Pendekatan ini tidak hanya meningkatkan daya tarik wisata, tetapi juga memastikan bahwa manfaat ekonomi dapat dirasakan oleh masyarakat secara merata.

Profil Penulis Penelitian

Eka Agustiani – Peneliti dari Universitas Mataram yang menekuni bidang ekonomi pembangunan dan pemberdayaan masyarakat desa.

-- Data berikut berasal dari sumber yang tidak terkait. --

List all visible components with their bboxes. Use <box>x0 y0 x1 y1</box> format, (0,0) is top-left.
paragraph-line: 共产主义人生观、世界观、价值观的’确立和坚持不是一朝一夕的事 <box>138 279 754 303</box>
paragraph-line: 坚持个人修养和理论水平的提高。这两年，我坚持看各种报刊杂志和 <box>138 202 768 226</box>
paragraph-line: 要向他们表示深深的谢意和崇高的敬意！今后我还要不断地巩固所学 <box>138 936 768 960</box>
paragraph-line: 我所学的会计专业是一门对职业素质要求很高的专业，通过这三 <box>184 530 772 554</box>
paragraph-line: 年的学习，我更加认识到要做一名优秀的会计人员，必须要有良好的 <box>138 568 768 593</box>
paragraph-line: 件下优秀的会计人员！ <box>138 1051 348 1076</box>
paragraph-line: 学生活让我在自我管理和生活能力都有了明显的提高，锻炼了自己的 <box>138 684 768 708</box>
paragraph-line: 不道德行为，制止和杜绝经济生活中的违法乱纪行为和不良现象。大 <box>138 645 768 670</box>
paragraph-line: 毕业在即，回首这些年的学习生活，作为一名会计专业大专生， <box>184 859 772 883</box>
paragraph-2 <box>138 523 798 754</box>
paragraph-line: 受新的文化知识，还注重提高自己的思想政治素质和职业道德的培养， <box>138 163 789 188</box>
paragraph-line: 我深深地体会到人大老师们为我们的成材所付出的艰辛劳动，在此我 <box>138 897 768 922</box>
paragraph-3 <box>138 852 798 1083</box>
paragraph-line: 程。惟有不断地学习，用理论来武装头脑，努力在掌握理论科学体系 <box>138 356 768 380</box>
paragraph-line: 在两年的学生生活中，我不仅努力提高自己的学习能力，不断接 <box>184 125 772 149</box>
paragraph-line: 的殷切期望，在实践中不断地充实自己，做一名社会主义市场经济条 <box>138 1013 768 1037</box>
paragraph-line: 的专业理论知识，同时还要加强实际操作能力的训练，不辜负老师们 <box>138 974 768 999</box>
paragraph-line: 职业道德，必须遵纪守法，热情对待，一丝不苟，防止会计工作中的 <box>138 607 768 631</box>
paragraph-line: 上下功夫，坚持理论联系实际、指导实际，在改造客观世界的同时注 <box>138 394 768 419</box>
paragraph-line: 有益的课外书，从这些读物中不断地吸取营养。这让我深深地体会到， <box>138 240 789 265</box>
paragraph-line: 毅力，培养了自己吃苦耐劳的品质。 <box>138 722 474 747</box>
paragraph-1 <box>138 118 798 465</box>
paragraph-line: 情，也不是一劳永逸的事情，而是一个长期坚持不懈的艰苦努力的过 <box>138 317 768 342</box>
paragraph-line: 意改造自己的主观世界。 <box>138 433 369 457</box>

Penelitian ini juga melibatkan beberapa akademisi dari universitas yang sama:

  • Dr. Titi Yuniarti – Universitas Mataram, bidang ekonomi pembangunan
  • Dr. Abdul Manan – Universitas Mataram, bidang ekonomi dan kebijakan publik
  • Baiq Ismiwati – Universitas Mataram, bidang pembangunan wilayah
  • Endang Astuti – Universitas Mataram, bidang ekonomi masyarakat
  • Baiq Nurul Windayani – Universitas Mataram, bidang pengembangan desa dan pariwisata

Tim peneliti ini fokus pada kajian hubungan antara modal sosial, pembangunan desa, dan kesejahteraan masyarakat.

Sumber Penelitian

Agustiani, E., Yuniarti, T., Manan, A., Ismiwati, B., Astuti, E., & Windayani, B. N. (2026). “Analysis of Social Capital Determinants and Collective Action on Community Income Levels in Bilebante Tourism Village, Central Lombok.”
Indonesian Journal of Advanced Research (IJAR), Vol. 5, No. 3, 357–368.